Civic work on R.T. Nagar main road in Bengaluru affects local businesses, motorists and residents

White-topping work started roughly six months ago, and is expected to be completed by September 30

April 24, 2024 02:31 pm | Updated May 01, 2024 09:45 pm IST - Bengaluru

The ongoing civic work at R.T. Nagar in Bengaluru.

The ongoing civic work at R.T. Nagar in Bengaluru. | Photo Credit: SUDHAKARA JAIN

The ongoing white-topping by the Bruhat Bengaluru Mahanagara Palike (BBMP) and drainage work undertaken by the Bangalore Water Supply and Sewerage Board (BWSSB) have rendered the R.T. Nagar main road a muddy mess, causing inconvenience to residents, businesses, and commuters.

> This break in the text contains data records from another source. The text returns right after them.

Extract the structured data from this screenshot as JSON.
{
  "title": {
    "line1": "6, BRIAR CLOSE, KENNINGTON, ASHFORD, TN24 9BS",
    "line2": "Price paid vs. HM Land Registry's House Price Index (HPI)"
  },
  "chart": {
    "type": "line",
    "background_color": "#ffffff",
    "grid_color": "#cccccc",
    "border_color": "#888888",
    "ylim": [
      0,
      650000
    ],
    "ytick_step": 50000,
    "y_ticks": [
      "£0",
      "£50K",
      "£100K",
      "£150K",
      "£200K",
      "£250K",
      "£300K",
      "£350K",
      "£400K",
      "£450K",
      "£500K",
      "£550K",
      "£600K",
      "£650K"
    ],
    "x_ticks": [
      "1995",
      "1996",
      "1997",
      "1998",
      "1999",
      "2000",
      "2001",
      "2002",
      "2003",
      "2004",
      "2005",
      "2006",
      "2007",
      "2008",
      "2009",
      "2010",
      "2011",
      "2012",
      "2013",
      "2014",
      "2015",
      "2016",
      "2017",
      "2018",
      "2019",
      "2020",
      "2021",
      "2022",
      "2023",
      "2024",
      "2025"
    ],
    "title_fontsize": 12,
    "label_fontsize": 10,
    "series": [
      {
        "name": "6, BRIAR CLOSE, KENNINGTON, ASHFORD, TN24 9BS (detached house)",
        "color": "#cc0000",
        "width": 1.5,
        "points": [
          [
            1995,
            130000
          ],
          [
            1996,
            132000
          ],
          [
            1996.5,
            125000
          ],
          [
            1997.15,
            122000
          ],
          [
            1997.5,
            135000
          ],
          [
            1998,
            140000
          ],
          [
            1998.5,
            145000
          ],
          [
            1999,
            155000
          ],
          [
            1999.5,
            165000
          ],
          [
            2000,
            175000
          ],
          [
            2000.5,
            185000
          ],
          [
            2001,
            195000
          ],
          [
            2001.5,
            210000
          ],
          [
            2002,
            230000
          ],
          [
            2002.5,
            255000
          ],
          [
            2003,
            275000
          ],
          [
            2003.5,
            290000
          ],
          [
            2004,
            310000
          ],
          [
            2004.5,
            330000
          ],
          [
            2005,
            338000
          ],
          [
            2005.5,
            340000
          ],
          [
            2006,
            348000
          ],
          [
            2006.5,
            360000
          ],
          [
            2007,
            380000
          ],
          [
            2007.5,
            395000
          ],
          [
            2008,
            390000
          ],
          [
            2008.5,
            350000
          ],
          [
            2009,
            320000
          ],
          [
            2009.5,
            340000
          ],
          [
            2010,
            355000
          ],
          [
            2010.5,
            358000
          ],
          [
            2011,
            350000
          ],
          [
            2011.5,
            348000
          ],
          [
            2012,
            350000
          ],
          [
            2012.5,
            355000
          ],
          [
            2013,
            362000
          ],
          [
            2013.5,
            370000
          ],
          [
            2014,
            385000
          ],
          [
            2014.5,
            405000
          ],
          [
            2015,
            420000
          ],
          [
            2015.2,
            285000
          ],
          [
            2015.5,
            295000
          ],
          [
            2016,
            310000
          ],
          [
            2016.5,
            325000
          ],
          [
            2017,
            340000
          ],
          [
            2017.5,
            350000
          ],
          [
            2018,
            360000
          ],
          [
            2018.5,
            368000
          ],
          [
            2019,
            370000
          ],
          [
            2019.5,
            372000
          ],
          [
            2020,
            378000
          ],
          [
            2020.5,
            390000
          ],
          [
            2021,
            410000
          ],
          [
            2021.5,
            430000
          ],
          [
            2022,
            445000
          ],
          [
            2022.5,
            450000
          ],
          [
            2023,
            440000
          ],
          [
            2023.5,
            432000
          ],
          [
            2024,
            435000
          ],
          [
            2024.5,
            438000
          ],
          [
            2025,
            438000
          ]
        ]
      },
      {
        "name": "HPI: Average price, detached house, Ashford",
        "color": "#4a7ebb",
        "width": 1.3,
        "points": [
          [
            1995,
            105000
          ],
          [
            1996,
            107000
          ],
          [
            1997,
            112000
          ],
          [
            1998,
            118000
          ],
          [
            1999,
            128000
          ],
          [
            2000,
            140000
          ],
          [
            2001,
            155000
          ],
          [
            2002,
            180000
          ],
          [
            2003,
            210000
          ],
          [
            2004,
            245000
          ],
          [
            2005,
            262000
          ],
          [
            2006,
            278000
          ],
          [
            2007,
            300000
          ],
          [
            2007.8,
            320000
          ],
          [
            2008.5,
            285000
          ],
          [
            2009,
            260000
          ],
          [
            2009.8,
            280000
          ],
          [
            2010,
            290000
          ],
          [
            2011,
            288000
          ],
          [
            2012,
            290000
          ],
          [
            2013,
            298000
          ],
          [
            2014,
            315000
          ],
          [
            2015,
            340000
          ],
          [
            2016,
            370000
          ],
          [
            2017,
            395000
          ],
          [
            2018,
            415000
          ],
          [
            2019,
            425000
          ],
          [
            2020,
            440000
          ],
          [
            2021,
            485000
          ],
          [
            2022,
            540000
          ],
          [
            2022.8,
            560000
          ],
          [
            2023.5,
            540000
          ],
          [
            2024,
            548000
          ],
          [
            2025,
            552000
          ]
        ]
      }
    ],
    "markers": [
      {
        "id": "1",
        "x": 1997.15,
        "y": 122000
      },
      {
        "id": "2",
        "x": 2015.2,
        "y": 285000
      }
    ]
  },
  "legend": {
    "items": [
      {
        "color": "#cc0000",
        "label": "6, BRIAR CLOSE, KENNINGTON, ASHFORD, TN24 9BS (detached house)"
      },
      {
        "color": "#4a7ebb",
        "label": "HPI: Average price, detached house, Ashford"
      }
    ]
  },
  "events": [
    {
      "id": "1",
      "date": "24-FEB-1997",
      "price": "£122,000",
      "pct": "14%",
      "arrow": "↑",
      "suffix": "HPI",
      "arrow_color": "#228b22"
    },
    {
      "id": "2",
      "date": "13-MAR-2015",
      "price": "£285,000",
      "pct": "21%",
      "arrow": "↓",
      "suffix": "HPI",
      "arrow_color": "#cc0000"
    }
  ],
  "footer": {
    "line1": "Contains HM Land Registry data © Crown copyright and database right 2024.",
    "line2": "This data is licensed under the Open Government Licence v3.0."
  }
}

White-topping work started roughly six months ago, and is expected to be completed by September 30.

B.S. Prahlad, Chief Engineer, BBMP, said, “The main road, which is currently an asphalt road, is being converted into a white-top concrete road. This is taking time. White-topped roads can last for the next 30 years. Hence, the nearby water drain and the footpaths are being remodelled. Further, certain utilities that were in the middle are being shifted to the side. All of this work will take some time.”

Eateries, clothing shops, stationery shops, and hardware shops have reported a business decline of up to 50% due to the construction work.

“Our customers have decreased by 50% since the construction began. Since the roads are being dug up on both sides, there is very limited space available to park vehicles. The huge amount of dust pollution has made it very hard for us to attract clients,” said Faruq Ahmed, a cashier at a restaurant. He added that various eateries around the area have shut down as their business has taken a massive hit due to the construction. 

Sabana Begum, a resident, said, “I have definitely reduced stopping by the restaurants around this area due to the dust and constant traffic”.

Syed Saleem, the owner of a small hardware store on the main road, said, “The number of customers has drastically reduced since a good portion of the road has been occupied by construction material. The dust, paired with the lack of parking space, is becoming increasingly burdensome.” 

With the road dug up on both sides, mud piled up unevenly, and a web of unattended wires, the footpath has little space for pedestrians.  

S. Ranvir, a student, said, “There is no space to stand while purchasing anything in the roadside stalls.”

The congestion on the road has been exacerbated by the ongoing work, especially with many BMTC buses frequently moving on the road. Traffic often comes to a standstill for a few minutes when two buses move on the road in opposite directions.

Sumaya, a resident who travels along the road every day to get to work, said, “It takes me an hour to make it from one end of the road to the other when it only took me 20 minutes earlier. Big vehicles make it tedious for people driving two-wheelers like myself. They make the roads extremely dusty and harder to navigate.” 

M. N. Anucheth, Joint Commissioner (Traffic), Bengaluru, said, “Due to water-logging, BWSSB has also been building a strong water drainage system for the last month. Since the width of the road has decreased, the road has become congested, affecting movement of vehicles.”